Borussia Dortmund hat beste Aussichten auf den Einzug ins Viertelfinale der Champions League. Henrich Mchitarjan (4.) und der in der ersten Halbzeit überragende Marco Reus brachten die Gäste bei Zenit St. Petersburg in weniger als anderthalb Minuten mit 2:0 in Führung. In der zweiten Halbzeit konterte Lewandowski (61./71.) den Treffern von Zenit durch Oleg Schatow (58.) und Hulk (69./Foulelfmeter). "Heute Abend waren wir nah am Optimum", lobte Trainer Jürgen Klopp: "Es war ein klasse Spiel, keine Frage."

Ein glücklicheres Händchen hätte Klopp kaum haben können. Nach dem 0:3 gegen den HSV in der Bundesliga hatte er Reus neu in die Mannschaft geholt – und der Nationalspieler dankte es ihm auf seine Weise. Im Fallen legte er Mchitarjan den Ball zum Führungstreffer nach 3:39 Minuten auf. Die zweite Chance nach nicht mal fünf Minuten verwandelte Reus selbst. Diesmal wühlte sich Mchitarjan auf der rechten Seite durch, flankte nach innen, wo Kevin Großkreutz den Ball abtropfen ließ für Reus.

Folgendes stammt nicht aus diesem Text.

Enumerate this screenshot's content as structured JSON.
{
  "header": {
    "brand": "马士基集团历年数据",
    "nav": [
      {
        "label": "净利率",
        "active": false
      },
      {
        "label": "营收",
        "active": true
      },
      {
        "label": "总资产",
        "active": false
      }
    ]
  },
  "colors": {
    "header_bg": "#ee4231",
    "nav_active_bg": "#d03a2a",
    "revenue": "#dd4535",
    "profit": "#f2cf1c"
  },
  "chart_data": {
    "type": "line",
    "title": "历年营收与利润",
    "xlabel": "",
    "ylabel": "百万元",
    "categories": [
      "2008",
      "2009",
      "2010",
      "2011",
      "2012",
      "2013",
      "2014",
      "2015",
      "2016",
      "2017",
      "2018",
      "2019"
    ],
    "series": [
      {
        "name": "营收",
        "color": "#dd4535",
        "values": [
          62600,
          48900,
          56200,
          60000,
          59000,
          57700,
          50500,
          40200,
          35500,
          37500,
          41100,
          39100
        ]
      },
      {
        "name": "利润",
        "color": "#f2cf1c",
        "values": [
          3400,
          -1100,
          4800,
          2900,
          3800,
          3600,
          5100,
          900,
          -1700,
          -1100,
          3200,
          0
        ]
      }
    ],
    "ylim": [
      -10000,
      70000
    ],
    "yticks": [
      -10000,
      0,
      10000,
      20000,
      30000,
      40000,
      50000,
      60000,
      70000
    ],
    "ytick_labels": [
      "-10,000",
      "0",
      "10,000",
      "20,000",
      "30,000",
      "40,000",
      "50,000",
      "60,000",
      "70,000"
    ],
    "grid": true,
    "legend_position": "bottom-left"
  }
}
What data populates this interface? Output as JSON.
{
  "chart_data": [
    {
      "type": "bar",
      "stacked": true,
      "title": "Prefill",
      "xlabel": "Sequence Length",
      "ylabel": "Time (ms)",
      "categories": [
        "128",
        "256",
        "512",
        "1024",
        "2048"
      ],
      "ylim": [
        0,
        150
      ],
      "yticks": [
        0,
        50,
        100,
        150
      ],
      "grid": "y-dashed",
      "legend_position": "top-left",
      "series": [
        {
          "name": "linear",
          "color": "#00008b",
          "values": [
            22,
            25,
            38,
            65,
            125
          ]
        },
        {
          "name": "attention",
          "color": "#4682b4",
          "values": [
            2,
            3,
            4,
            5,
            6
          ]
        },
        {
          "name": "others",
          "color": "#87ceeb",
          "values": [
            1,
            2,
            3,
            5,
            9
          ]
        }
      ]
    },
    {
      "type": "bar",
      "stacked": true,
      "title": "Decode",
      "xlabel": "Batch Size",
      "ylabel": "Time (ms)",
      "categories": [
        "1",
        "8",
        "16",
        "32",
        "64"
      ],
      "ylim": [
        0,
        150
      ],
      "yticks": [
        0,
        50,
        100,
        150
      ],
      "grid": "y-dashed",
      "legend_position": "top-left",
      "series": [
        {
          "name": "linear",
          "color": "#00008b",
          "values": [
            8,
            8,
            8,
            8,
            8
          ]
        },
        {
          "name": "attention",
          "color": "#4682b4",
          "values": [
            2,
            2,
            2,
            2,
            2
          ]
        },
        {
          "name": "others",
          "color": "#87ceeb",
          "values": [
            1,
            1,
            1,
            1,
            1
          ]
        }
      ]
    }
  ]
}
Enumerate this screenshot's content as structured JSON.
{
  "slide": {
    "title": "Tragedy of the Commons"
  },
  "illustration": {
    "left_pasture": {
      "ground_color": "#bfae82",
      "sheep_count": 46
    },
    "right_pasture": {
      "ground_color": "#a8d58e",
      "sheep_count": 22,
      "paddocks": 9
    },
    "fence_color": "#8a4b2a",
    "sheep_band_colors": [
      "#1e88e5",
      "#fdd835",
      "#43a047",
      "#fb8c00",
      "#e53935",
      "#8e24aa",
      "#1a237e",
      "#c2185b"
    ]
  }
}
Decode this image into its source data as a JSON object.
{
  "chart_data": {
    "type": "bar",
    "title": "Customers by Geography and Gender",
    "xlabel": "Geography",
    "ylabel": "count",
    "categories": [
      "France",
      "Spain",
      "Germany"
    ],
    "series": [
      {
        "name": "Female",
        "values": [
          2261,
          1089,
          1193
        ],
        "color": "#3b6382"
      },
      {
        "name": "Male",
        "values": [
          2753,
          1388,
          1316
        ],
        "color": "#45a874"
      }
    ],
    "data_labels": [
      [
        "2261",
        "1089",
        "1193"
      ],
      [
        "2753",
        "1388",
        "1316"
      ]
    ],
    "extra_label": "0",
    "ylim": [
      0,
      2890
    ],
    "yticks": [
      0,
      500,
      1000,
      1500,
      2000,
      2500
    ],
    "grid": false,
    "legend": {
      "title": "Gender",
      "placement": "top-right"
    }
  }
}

Anders als am Samstag in Hamburg profitierten die Westfalen wieder einmal von ihrem schnellen Umschaltspiel. Nach einem starken Doppelpass mit Lukasz Piszeczk (30.) verpasste Reus das 3:0 nur knapp. Überhaupt waren die Dortmunder in der ersten Halbzeit ihrem Gegner klar überlegen, der schon mit gerade mal sechs Punkten als schwächster Gruppenzweiter in die erste K.o.-Runde eingezogen war. Hinzu kommt, dass die russische Meisterschaft erst im kommenden Monat beginnt. Das letzte Pflichtspiel bestritt Zenit im Dezember vergangenen Jahres. Trainer Luciano Spalletti ging an der Linie auf und ab, seine Miene sprach Bände. Mehr als der Versuch eines Flugkopfballs von Winter-Neuzugang José Rondón war eine Halbzeit lang nicht drin, am entschlossensten wirkte in den Reihen der Russen der Brasilianer Hulk.

Seine Teamkollegen bemühten sich nach dem Seitenwechsel auch deutlich mehr. Die beste Chance hatte aber erstmal Lewandowski (48.), seinen wuchtigen Schuss aus kurzer Distanz konnte der Zenit-Schlussmann Juri Lodigin noch mit den Fäusten klären. Doch rächte sich die mittlerweile hohe Fehlpassquote bei den Gästen. Nach zwei Versuchen von Rondon schoss Schatow den Ball ins Netz der Dortmunder. Die richtige Reaktion folgte prompt: Auf Vorlage von Piszczek erzielte Lewandowski seinen fünften Treffer in der laufenden Champions-League-Saison. Dann kam Petersburg aber noch einmal ran durch einen Elfmeter. Und wieder sorgte Lewandowski für die passende Antwort.

Zenit St. Petersburg: Lodygin - Anjukow (84. Smolnikow), Luís, Lombaerts, Criscito - Witsel, Faisulin (84. Kerschakow) - Hulk, Schatow, Arschawin (15. Timoschtschuk) - Rondon 

Borussia Dortmund: Weidenfeller - Piszczek, Friedrich, Sokratis, Schmelzer - Kehl, Sahin - Reus (85. Hofmann), Mchitarjan (70. Aubameyang), Großkreutz (90.+1 Durm) - Lewandowski

Schiedsrichter: Collum (Schottland)

Zuschauer: 15.000 (ausverkauft)

Tore: 0:1 Mchitarjan (4.), 0:2 Reus (5.), 1:2 Schatow (57.), 1:3 Lewandowski (61.), 2:3 Hulk (69./Foulelfmeter), 2:4 Lewandowski (71.)